In NH, home ownership rates are higher than for the U.S. and they have yet to significantly move back toward their historical levels in the state.  They may never, but I have to think that until they do, putting a true value on houses in the state is going to be difficult.  In the meantime,  home price depreciation has had the same negative effect on household net worth in the Granite State and thus a substantial negative impact on consumer expenditures via the “wealth-effect”.

Measuring Consumer Financial Distress, are We Really Better Off Today?

November 15, 2012

The Consumer Distress Index is a quarterly comprehensive picture of the average American household’s financial condition.  The index is calculated for the nation and each of the 50 states.  The index measures 5 categories of personal finance that reflect or lead to a secure, stable financial life—Employment, Housing, Credit, Household Budget and Net Worth.   It is calculated by CredAbility,  a  nonprofit credit counseling service, uses 65 data points using public and private data to measure consumer financial distress.  According to their Consumer Distress Index, only 12 states have lower levels of financial distress among households than does New Hampshire.    Lower scores indicate higher levels of financial distress.  The chart below compares NH with the U.S. average.    It shows that, by this measure, NH households are about as financially well-off as they were just prior to the recession, but that the financial health of households has generally deteriorated since the second-half of the last decade.  Not surprising given the increases in employment insecurity and decreases in the value of most households largest asset, their home.

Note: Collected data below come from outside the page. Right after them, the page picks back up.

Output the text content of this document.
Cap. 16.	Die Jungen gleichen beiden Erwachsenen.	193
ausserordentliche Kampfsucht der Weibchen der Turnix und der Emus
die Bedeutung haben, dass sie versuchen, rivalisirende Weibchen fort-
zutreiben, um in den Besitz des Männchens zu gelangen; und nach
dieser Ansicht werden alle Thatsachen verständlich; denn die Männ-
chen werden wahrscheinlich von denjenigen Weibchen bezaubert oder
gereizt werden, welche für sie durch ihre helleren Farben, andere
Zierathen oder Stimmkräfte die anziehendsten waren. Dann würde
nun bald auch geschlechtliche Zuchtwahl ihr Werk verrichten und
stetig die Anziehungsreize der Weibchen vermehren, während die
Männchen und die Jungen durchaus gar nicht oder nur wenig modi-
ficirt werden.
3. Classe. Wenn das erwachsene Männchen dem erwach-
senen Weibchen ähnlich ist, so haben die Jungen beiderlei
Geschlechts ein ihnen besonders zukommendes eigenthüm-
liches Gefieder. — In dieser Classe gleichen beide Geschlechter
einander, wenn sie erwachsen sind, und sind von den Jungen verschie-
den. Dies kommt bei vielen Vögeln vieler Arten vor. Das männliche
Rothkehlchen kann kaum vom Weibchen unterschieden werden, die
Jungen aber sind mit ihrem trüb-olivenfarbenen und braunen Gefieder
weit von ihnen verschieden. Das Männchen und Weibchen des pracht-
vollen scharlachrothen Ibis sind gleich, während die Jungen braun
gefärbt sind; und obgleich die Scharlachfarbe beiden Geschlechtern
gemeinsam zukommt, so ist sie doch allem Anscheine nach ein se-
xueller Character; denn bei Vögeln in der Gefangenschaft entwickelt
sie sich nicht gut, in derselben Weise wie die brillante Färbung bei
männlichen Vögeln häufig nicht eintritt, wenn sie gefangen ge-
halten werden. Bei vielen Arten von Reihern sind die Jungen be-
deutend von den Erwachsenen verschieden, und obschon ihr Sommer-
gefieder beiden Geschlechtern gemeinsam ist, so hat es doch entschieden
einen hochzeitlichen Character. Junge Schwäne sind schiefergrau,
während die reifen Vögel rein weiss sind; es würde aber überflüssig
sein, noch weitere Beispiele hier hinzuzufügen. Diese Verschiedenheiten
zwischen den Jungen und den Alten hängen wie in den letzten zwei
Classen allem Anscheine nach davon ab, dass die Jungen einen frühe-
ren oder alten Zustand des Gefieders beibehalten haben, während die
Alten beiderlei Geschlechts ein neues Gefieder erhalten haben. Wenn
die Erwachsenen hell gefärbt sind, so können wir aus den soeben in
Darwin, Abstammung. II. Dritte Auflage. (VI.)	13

 CredAbility categorizes distress scores using the following:

Less than 60 Emergency / Crisis
60 – 69 Distressed / Unstable
70 – 79 Weakening / At-Risk
80 – 89 Good / Stable
90 and Above Excellent / Secure

By that scale NH, with a score of 75.68 is “At-Risk”, while the U.S. average household is bordering on “unstable/distressed” with a score of 70.48.   According to this measure, NH households are about or just slightly below where they were prior to the recession in terms of financial distress, while the average U.S. household is in more financial distress than they were prior to the recession.  I don’t know how much concurrent validity this measure has but I do know that if I had used it, instead of a state-level “misery index” (the sum of unemployment and inflation) to predict the outcome of the election it would have been a less  accurate predictor of election results.